September 2011 D.J. Patil writes in “Building Data Science Teams”:
“Starting in 2008, Jeff Hammerbacher (@hackingdata) and I sat down to
share our experiences building the data and analytics groups at Facebook and
LinkedIn. In many ways, that meeting was the start of data science as a
distinct professional specialization…. we realized that as our organizations
grew, we both had to figure out what to call the people on our teams. ‘Business
analyst’ seemed too limiting. ‘Data analyst’ was a contender, but we felt that
title might limit what people could do.
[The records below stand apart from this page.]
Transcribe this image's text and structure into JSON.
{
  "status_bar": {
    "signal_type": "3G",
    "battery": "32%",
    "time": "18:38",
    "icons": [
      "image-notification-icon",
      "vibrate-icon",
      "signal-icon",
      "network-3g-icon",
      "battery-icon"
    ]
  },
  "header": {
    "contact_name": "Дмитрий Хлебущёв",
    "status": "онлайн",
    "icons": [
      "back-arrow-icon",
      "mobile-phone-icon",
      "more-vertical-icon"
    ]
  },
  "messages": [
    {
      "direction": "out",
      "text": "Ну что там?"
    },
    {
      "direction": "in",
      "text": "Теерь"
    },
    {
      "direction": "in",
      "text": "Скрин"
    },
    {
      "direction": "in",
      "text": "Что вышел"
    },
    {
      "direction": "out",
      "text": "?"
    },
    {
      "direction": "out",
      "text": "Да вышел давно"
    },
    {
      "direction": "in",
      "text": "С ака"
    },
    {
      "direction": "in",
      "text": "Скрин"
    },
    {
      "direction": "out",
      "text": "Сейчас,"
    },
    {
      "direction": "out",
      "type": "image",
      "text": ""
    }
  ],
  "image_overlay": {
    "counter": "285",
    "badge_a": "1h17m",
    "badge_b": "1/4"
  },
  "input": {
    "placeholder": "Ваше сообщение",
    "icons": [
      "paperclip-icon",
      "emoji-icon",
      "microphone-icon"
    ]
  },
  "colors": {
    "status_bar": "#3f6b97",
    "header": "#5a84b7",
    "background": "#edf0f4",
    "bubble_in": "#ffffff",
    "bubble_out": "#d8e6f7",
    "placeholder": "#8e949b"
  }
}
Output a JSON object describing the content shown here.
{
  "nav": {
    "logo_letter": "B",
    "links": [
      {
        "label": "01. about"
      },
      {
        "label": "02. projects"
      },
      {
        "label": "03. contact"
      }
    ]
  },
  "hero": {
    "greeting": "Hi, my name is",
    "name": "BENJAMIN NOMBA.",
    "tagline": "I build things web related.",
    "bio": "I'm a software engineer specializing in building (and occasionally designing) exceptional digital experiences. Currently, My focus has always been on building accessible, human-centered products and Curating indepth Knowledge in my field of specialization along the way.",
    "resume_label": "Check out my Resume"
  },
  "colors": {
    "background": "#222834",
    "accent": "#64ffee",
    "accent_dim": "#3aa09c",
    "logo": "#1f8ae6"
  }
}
After all, many of the people on our
teams had deep engineering expertise. ‘Research scientist’ was a reasonable
job title used by companies like Sun, HP, Xerox, Yahoo, and IBM. However,
we felt that most research scientists worked on projects that were futuristic
and abstract, and the work was done in labs that were isolated from the
product development teams. It might take years for lab research to affect key
products, if it ever did. Instead, the focus of our teams was to work on data
applications that would have an immediate and massive impact on the
business. The term that seemed to fit best was data scientist: those who use
both data and science to create something new. “

September 2012 Tom Davenport and D.J. Patil publish “Data Scientist: The
Sexiest Job of the 21st Century” in the Harvard Business Review.